What about the hot and cold tanks, don't they return to their original state after each cycle, hence their change of entropy is also zero?

 

[Chestermiller]

What about the hot and cold tanks, don't they return to their original state after each cycle, hence their change of entropy is also zero?

No. They don’t experience a cycle. Typically, you are taking heat from outside air (the cold reservoir), adding work, and pumping heat into the house air (the hot reservoir).

 

[yecko]

No. The entropy gain of the hot reservoir is greater than the entropy loss of the cold reservoir.

But why for the magnitude of entropy change is greater for hot reservoir than cold reservoir?

 

[Chestermiller]

But why for the magnitude of entropy change is greater for hot reservoir than cold reservoir?

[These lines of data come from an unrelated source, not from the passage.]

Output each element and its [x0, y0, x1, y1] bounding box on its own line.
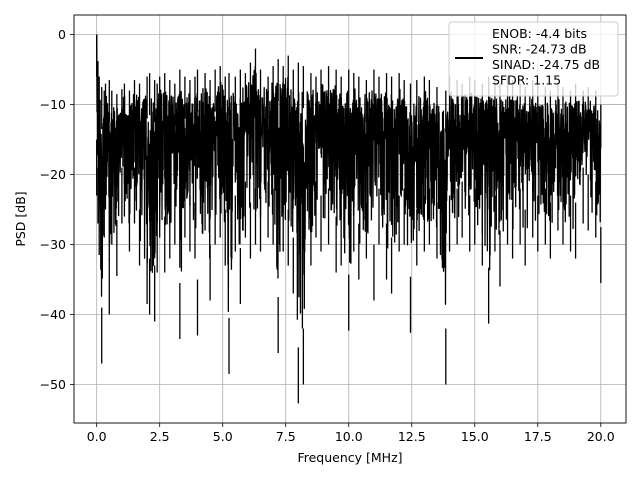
series-group — [96, 34, 602, 404]
y-tick-label: −50 — [40, 377, 66, 392]
legend-entry-sfdr: SFDR: 1.15 — [492, 73, 561, 88]
y-tick-label: 0 — [58, 27, 66, 42]
x-axis-label: Frequency [MHz] — [297, 450, 402, 465]
x-tick-label: 12.5 — [398, 429, 426, 444]
plot-frame — [73, 14, 627, 424]
y-tick-label: −40 — [40, 307, 66, 322]
legend-box — [448, 21, 619, 97]
legend-entry-enob: ENOB: -4.4 bits — [492, 26, 587, 41]
y-axis-label: PSD [dB] — [13, 191, 28, 246]
legend-entry-sinad: SINAD: -24.75 dB — [492, 57, 600, 72]
x-tick-label: 17.5 — [524, 429, 552, 444]
y-tick-label: −10 — [40, 97, 66, 112]
x-tick-label: 20.0 — [587, 429, 615, 444]
x-tick-label: 5.0 — [213, 429, 233, 444]
x-tick-label: 0.0 — [87, 429, 107, 444]
y-tick-label: −20 — [40, 167, 66, 182]
legend: ENOB: -4.4 bits SNR: -24.73 dB SINAD: -2… — [448, 21, 619, 97]
x-tick-label: 2.5 — [150, 429, 170, 444]
x-tick-label: 7.5 — [276, 429, 296, 444]
x-tick-label: 15.0 — [461, 429, 489, 444]
ticks: 0.0 2.5 5.0 7.5 10.0 12.5 15.0 17.5 20.0 0 −10 −20 −… — [40, 27, 615, 444]
legend-entry-snr: SNR: -24.73 dB — [492, 42, 587, 57]
x-tick-label: 10.0 — [335, 429, 363, 444]
y-tick-label: −30 — [40, 237, 66, 252]
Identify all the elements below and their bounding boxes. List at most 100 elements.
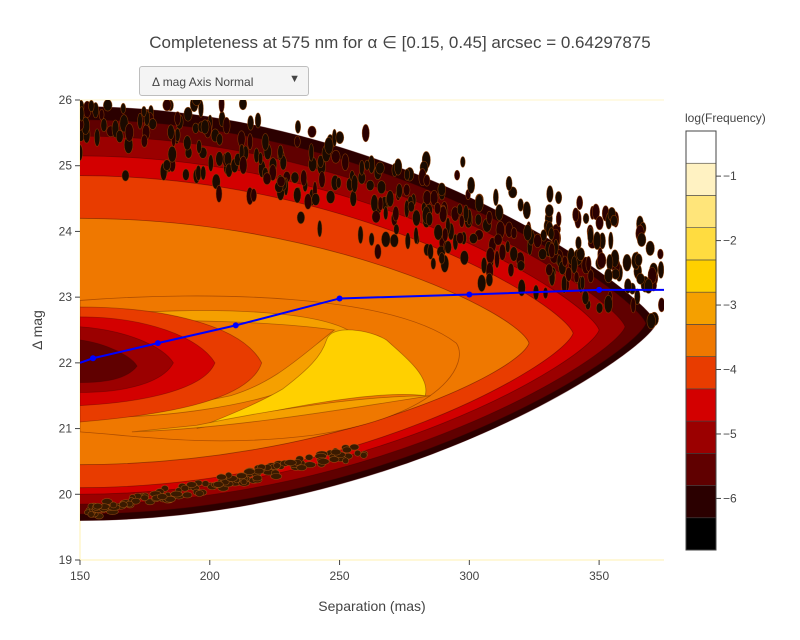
speckle-blob xyxy=(383,206,389,221)
speckle-blob xyxy=(200,165,207,181)
speckle-blob xyxy=(98,109,105,121)
speckle-blob xyxy=(505,175,513,191)
colorbar-band xyxy=(685,259,717,293)
speckle-blob xyxy=(395,183,403,199)
speckle-blob xyxy=(467,176,476,194)
speckle-blob xyxy=(572,207,580,222)
speckle-blob xyxy=(555,191,563,205)
speckle-blob xyxy=(485,247,495,264)
speckle-blob xyxy=(545,263,553,277)
speckle-blob xyxy=(304,454,314,461)
colorbar-band xyxy=(685,324,717,357)
speckle-blob xyxy=(565,266,573,282)
speckle-blob xyxy=(250,188,257,203)
speckle-blob xyxy=(100,118,108,133)
speckle-blob xyxy=(371,210,381,224)
y-tick-label: 19 xyxy=(59,553,73,567)
x-tick-label: 350 xyxy=(589,569,609,583)
speckle-blob xyxy=(364,159,370,171)
speckle-blob xyxy=(170,490,183,498)
speckle-blob xyxy=(456,232,465,245)
speckle-blob xyxy=(87,511,95,518)
speckle-blob xyxy=(604,268,613,284)
speckle-blob xyxy=(460,156,466,168)
speckle-blob xyxy=(510,227,518,240)
speckle-blob xyxy=(474,194,484,213)
speckle-blob xyxy=(156,493,168,500)
speckle-blob xyxy=(294,120,301,134)
speckle-blob xyxy=(634,253,643,267)
speckle-blob xyxy=(308,143,314,162)
completeness-point xyxy=(154,340,161,347)
speckle-blob xyxy=(456,203,463,216)
colorbar-band xyxy=(685,485,717,519)
speckle-blob xyxy=(485,272,494,287)
speckle-blob xyxy=(213,481,224,488)
speckle-blob xyxy=(300,169,308,187)
speckle-blob xyxy=(216,473,227,481)
speckle-blob xyxy=(381,231,391,248)
speckle-blob xyxy=(273,462,281,469)
speckle-blob xyxy=(636,232,647,247)
speckle-blob xyxy=(573,271,580,284)
speckle-blob xyxy=(335,176,342,189)
speckle-blob xyxy=(137,112,143,130)
speckle-blob xyxy=(516,260,526,272)
colorbar-band xyxy=(685,356,717,390)
colorbar-band xyxy=(685,453,717,486)
speckle-blob xyxy=(538,248,548,260)
speckle-blob xyxy=(494,250,500,269)
x-tick-label: 300 xyxy=(459,569,479,583)
speckle-blob xyxy=(493,188,499,206)
speckle-blob xyxy=(522,201,531,220)
dropdown-selected-label: Δ mag Axis Normal xyxy=(152,75,254,89)
contour-level xyxy=(196,329,427,429)
speckle-blob xyxy=(596,252,607,269)
speckle-blob xyxy=(349,190,357,207)
speckle-blob xyxy=(290,171,300,184)
delta-mag-axis-dropdown[interactable]: Δ mag Axis Normal ▼ xyxy=(139,66,309,96)
speckle-blob xyxy=(109,501,118,509)
speckle-blob xyxy=(200,119,210,135)
speckle-blob xyxy=(374,243,382,260)
speckle-blob xyxy=(645,240,655,256)
x-axis-label: Separation (mas) xyxy=(318,598,425,614)
speckle-blob xyxy=(544,204,554,218)
completeness-point xyxy=(596,286,603,293)
speckle-blob xyxy=(115,129,124,144)
speckle-blob xyxy=(94,128,101,147)
speckle-blob xyxy=(240,478,248,486)
speckle-blob xyxy=(328,456,340,463)
speckle-blob xyxy=(88,100,95,113)
speckle-blob xyxy=(218,100,225,113)
x-tick-label: 200 xyxy=(200,569,220,583)
speckle-blob xyxy=(192,100,202,106)
speckle-blob xyxy=(162,100,172,112)
speckle-blob xyxy=(542,287,549,300)
speckle-blob xyxy=(444,240,452,254)
speckle-blob xyxy=(433,224,443,241)
colorbar-frame xyxy=(685,130,717,551)
y-tick-label: 23 xyxy=(59,290,73,304)
speckle-blob xyxy=(351,174,359,193)
speckle-blob xyxy=(167,124,175,140)
colorbar-band xyxy=(685,227,717,261)
speckle-blob xyxy=(140,134,148,148)
speckle-blob xyxy=(587,269,595,284)
speckle-blob xyxy=(215,184,223,203)
speckle-blob xyxy=(341,153,350,171)
speckle-blob xyxy=(393,223,400,235)
speckle-blob xyxy=(103,100,113,112)
y-tick-label: 20 xyxy=(59,487,73,501)
speckle-blob xyxy=(180,484,190,492)
speckle-blob xyxy=(636,273,645,285)
speckle-blob xyxy=(121,169,130,182)
speckle-blob xyxy=(575,236,582,250)
y-tick-label: 26 xyxy=(59,93,73,107)
speckle-blob xyxy=(80,144,83,161)
colorbar-tick-label: −2 xyxy=(723,234,737,248)
speckle-blob xyxy=(469,233,478,245)
speckle-blob xyxy=(252,474,263,482)
speckle-blob xyxy=(517,198,524,212)
speckle-blob xyxy=(576,247,585,262)
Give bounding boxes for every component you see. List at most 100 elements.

The sum of the two is greater than zero.

 

[yecko]

why not magnitude of entropy change is greater for cold reservoir than hot reservoir?

 

[Chestermiller]

why not magnitude of entropy change is greater for cold reservoir than hot reservoir?

Like I said, the sum of the changes has to be greater than zero.

 

[Delta2]

@Chestermiller can you restate your opinion at post #8 cause the way it is now I can't make sense, one of the reservoirs has to be the cold one, and we need to have mechanical work in the system if we going to transfer heat from the cold reservoir to the hot reservoir.

 

[Chestermiller]

@Chestermiller can you restate your opinion at post #8 cause the way it is now I can't make sense, one of the reservoirs has to be the cold one, and we need to have mechanical work in the system if we going to transfer heat from the cold reservoir to the hot reservoir.

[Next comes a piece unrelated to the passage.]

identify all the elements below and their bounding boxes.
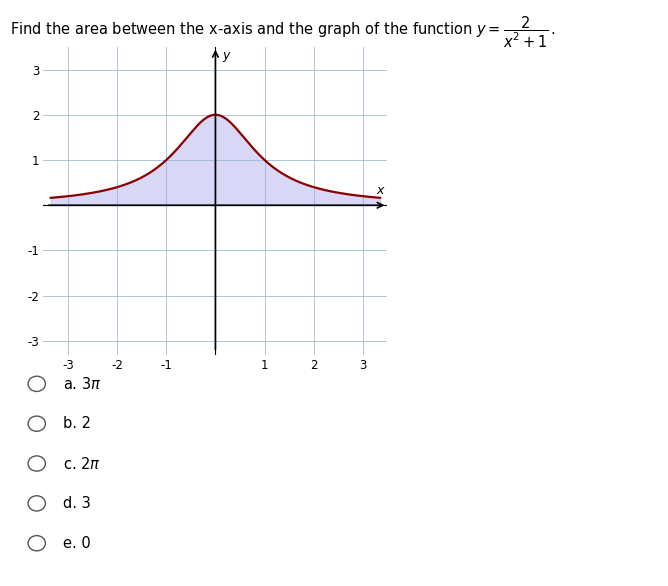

I don't understand what you are asking.

 

[Delta2]

I don't understand what you are asking.

nvm I figure it out myself, apparently you mean that the outside air is the cold reservoir.

 

[yecko]

So do you mean with 2nd law of thermodynamics, the entropy gain always greater than entropy loss, no matter it is heat engine (hot reservoir gain>cold reservoir loss) or heat pump (hot reservoir loss<cold reservoir gain)?

 

[Chestermiller]

So do you mean with 2nd law of thermodynamics, the entropy gain always greater than entropy loss, no matter it is heat engine (hot reservoir gain>cold reservoir loss) or heat pump (hot reservoir loss<cold reservoir gain)?

Yes, for an irreversible engine, there is overall entropy generation.

 

[vela]

I don't understand what you are asking.

In post #8, you accidentally referred to the hot reservoir twice and made no mention of a cold reservoir.

 

[Chestermiller]

In post #8, you accidentally referred to the hot reservoir twice and made no mention of a cold reservoir.

Thanks. No wonder everyone was so confused. I have corrected it.